Nueve mujeres aseguraron haber sido acosadas por un tenor. Fuentes de primer nivel del Gobierno apuntaron los oscuros motivos de la caída de un ministro. Un comité de expertos guio el criterio de la desescalada tras el confinamiento.

No son estas frases extractos de publicaciones en redes sociales, ni rumores cazados al vuelo en el transporte público o la cola del pan. Son noticias aparecidas en medios nacionales. Informaciones que, tal como se presentan, requieren de un generosísimo acto de fe por parte del lector. Eso o no cabe otra que preguntarse quiénes son las nueve mujeres, cómo sabemos que existen realmente, quiénes componían el comité de expertos y cuáles sus méritos, cuántas son esas fuentes de primer nivel, qué prueba se aporta para corroborar sus testimonios.

Sin todo eso, sólo tenemos la palabra de alguien transmitiendo la de un tercero. Tenemos un dice mi amiga, un me han contado, un he oído. Un desubicado chisme de peluquería. Necesitamos más datos, algo tangible, que nos ayude a diferenciar entre la noticia y el rumor de barra de bar, de compadreo en la plaza del pueblo. Del Twitter de cualquier Alvise Pérez.

No puede recaer todo el peso de la información sobre el ejercicio de creer, sin más prueba que la palabra del periodista, que esas personas existen, que han dicho exactamente eso que se nos cuenta y que, además, es cierto lo que explican. Sin una sola prueba indudable de que esos tres hechos, más allá de esas mismas líneas que nos los narran, son inapelablemente verdaderos.

¿Hemos importado el “yo te creo, hermana” al periodismo? ¿No hay diferencia ya entre el creer y el saber, entre la superstición y el conocimiento? ¿Que algo sea creíble lo convierte en real, sin más? ¿No es imprescindible diferenciar entre lo verosímil y lo verídico? ¿Demostrar que eso es cierto y no solo afirmar que lo es?

Justo estos días leía el último libro de Arcadi Espada, La verdad, imperdible antología de artículos del periodista que versan sobre ese tema (si es que hay alguno en el que no lo hace de una u otra forma) y que es una reivindicación, precisamente, de la verdad como bien común y valor a preservar, de la necesidad de defenderla e impedir su vulneración.

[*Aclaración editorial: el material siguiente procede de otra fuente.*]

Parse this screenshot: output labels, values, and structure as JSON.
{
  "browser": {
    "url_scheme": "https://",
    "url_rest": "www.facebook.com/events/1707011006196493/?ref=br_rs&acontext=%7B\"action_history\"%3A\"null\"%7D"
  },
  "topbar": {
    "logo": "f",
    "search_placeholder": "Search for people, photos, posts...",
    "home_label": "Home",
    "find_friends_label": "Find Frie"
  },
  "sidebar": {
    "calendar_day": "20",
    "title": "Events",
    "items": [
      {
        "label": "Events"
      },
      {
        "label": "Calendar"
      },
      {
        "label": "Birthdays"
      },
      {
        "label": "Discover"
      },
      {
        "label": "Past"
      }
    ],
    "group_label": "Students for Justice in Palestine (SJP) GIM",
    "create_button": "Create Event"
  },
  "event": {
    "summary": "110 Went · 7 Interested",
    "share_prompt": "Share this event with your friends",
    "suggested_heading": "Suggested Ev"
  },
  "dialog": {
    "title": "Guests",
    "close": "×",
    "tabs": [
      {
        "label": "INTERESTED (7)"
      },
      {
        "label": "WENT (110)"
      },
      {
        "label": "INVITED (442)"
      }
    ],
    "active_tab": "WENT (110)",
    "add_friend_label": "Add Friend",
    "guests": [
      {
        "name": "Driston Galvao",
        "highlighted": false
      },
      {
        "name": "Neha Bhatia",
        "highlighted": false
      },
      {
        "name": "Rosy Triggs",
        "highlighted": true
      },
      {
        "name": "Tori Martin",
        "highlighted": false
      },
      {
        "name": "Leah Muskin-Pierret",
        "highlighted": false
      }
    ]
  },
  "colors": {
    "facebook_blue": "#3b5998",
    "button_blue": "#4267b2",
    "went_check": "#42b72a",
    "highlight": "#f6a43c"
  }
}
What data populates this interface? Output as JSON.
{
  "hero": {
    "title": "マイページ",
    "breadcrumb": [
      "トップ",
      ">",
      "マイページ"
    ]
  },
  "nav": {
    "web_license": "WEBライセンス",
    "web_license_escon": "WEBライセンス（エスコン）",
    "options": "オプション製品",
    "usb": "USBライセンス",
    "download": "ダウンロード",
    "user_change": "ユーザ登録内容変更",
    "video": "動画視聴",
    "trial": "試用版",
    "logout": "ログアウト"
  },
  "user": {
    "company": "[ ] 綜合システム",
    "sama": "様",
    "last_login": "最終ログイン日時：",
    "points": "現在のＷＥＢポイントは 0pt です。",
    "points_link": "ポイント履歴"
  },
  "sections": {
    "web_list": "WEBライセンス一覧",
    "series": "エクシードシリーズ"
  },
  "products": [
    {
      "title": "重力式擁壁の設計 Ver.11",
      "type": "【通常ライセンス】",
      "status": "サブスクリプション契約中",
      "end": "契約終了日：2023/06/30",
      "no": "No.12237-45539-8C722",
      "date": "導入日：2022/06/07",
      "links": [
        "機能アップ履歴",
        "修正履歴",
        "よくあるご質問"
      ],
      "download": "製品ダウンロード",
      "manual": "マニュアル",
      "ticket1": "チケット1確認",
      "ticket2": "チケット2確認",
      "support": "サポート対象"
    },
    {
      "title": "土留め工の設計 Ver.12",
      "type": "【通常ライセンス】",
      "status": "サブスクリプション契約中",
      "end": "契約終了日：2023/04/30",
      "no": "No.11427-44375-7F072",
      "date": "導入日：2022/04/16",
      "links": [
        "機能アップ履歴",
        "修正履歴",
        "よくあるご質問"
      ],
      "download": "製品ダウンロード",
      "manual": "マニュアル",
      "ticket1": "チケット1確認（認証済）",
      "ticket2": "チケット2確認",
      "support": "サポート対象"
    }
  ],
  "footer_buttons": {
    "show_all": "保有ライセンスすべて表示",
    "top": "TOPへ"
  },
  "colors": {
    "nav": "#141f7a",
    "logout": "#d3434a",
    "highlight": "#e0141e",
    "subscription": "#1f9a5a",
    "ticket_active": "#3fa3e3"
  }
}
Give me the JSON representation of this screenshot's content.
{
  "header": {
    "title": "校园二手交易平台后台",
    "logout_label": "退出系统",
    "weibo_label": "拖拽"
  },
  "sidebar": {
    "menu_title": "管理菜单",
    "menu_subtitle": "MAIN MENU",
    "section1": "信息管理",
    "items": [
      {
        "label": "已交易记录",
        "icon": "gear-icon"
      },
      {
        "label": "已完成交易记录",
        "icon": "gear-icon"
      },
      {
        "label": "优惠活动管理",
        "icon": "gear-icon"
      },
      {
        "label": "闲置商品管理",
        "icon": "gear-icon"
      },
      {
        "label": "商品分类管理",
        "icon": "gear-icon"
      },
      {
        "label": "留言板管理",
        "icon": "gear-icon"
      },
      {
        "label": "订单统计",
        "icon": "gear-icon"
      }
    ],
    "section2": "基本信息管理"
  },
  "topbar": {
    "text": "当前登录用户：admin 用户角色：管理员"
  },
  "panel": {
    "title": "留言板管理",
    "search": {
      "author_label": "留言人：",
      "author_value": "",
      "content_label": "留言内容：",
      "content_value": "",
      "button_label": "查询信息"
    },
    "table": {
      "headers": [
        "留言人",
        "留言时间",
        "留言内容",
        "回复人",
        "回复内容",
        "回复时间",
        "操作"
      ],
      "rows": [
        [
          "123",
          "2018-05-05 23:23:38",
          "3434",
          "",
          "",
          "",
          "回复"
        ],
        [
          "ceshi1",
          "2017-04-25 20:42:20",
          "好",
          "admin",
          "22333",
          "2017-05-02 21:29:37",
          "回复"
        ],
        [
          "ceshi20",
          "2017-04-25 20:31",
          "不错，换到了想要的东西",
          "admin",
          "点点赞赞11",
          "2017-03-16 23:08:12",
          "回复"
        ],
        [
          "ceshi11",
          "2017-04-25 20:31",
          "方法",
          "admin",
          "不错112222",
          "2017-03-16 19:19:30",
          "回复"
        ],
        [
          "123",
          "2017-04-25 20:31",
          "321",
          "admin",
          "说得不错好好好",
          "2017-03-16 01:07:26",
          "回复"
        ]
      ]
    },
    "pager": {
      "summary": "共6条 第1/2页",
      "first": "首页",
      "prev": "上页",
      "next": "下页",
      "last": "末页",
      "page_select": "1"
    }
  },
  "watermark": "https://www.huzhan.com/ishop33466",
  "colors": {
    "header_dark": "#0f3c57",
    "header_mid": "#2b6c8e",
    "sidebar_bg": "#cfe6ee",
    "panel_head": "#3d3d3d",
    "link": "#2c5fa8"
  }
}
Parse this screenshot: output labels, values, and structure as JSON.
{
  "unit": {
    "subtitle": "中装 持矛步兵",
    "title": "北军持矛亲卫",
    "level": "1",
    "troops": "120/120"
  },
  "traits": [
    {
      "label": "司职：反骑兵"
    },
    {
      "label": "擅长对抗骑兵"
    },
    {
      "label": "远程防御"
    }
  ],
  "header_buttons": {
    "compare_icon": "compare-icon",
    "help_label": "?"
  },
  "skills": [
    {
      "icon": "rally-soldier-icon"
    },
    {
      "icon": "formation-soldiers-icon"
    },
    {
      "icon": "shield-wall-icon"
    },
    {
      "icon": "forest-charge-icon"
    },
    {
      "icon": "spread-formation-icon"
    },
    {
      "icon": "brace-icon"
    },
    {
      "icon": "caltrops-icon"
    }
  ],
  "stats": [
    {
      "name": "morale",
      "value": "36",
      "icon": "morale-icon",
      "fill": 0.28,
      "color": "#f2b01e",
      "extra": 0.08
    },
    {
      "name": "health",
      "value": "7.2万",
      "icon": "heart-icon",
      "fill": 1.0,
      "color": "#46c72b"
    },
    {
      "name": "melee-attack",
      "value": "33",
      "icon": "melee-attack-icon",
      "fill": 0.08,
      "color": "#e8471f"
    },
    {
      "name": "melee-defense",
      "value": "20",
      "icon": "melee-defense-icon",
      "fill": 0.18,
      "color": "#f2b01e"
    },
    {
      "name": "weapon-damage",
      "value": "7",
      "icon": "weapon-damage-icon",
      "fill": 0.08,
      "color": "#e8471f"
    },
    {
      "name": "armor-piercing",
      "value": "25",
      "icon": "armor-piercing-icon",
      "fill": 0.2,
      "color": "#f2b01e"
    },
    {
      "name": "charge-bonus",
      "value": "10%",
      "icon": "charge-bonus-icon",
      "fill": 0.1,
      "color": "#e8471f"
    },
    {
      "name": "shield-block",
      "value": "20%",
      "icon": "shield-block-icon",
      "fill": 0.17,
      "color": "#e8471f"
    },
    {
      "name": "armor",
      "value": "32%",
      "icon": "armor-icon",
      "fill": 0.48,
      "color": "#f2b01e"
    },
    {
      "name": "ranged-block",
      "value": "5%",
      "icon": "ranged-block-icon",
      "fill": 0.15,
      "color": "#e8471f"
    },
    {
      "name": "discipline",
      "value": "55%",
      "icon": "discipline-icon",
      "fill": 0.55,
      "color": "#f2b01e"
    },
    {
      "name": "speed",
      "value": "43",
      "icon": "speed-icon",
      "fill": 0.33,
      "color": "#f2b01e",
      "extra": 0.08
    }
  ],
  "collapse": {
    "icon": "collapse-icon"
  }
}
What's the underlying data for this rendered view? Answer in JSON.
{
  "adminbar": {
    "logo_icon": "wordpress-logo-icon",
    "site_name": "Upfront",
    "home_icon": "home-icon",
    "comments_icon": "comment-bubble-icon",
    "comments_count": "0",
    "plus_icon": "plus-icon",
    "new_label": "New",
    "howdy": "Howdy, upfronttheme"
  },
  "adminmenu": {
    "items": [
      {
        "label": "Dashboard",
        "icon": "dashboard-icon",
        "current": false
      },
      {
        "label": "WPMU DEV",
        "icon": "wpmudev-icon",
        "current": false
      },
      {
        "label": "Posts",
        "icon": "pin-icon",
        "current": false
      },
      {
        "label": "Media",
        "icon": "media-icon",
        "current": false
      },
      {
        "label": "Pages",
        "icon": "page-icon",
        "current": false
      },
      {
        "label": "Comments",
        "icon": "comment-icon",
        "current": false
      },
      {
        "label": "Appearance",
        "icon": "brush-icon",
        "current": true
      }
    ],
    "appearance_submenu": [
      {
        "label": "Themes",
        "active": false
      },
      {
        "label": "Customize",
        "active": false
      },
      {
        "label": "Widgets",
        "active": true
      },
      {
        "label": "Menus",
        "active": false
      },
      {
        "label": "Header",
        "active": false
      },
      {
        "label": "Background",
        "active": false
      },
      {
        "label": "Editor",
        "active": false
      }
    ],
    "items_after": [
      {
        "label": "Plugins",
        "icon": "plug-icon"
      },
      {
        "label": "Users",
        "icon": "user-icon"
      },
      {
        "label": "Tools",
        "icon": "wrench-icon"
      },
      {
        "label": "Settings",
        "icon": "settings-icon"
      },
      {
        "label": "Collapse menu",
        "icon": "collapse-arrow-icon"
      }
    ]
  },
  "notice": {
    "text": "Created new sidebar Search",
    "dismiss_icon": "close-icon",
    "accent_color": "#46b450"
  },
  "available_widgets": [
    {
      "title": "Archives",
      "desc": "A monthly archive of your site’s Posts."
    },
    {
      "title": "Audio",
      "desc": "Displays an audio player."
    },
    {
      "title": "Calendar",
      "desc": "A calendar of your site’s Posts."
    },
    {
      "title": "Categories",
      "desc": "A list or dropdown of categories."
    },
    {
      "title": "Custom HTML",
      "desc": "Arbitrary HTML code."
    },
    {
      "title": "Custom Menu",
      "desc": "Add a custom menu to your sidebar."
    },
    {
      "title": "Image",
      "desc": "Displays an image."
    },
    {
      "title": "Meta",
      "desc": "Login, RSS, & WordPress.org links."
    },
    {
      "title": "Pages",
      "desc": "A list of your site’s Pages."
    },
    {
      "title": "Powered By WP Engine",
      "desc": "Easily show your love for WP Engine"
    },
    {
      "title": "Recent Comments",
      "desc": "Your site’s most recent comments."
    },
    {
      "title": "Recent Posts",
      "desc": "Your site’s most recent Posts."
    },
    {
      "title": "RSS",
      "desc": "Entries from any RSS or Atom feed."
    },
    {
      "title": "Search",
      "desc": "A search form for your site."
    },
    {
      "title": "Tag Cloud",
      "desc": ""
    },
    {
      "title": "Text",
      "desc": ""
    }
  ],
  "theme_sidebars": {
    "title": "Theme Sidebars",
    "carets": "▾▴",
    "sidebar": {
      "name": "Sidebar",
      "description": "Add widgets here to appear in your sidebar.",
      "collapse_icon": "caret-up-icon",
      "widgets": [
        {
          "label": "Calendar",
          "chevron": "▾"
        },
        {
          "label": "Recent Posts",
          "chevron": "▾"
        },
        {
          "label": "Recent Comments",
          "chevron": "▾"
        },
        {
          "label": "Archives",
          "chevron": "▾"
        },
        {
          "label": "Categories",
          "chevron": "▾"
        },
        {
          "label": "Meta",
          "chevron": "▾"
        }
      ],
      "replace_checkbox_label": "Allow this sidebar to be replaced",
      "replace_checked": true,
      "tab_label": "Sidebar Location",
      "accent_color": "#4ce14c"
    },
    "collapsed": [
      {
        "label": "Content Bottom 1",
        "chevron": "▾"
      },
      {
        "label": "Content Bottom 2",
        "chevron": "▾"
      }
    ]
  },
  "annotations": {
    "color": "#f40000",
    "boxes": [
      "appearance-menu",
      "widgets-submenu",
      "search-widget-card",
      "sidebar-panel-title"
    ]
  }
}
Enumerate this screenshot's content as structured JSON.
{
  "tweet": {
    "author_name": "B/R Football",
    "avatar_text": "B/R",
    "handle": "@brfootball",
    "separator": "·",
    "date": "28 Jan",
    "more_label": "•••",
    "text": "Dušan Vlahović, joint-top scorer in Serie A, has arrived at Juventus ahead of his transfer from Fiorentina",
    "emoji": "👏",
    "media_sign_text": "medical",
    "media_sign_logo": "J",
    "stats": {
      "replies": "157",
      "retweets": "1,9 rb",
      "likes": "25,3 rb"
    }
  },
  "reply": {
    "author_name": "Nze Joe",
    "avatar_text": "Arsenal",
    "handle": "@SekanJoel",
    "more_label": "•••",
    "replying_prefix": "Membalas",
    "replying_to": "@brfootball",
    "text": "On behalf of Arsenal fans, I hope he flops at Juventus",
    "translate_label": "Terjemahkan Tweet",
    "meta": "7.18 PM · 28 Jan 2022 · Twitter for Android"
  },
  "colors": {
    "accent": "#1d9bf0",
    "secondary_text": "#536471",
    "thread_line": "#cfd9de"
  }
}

Habla Espada, entre otras cosas, de esa diferencia entre lo verosímil y lo veraz, de la importancia de distinguir entre una cosa y la otra. Importancia que, en el caso del periodista cuando desempeña su labor (en su vida privada no me meto, no tiene que demostrarme a mí lo buena persona que es, que ni siquiera creo que deba serlo) se convierte en obligación. 

La gran trampa de la realidad es que lo verosímil, en ocasiones, es también verídico y puede, perfectamente, haber sucedido. Y lo veraz es, en otras, completamente inverosímil, pudiendo haber ocurrido pareciendo imposible. Por lo que lo único que nos queda para aproximarnos a la verdad, para dirimir qué lo es y qué no, no es creer en aquello que lo parece, ni dejar de creerlo únicamente por eso, sino en lo que más se acerca y ajusta a ella. Aunque pudiese aparecer ante nosotros como lo menos cierto.

Y para hacerlo sólo podemos confiar en la objetividad y la razón. En pruebas. En datos y en hechos demostrables. Constatar fehacientemente que algo ha ocurrido, lo parezca o no. Y, en el caso del periodismo, demostrarlo. No hay acto de fe ni intuiciones que valgan aquí. O no es información, sino habladurías.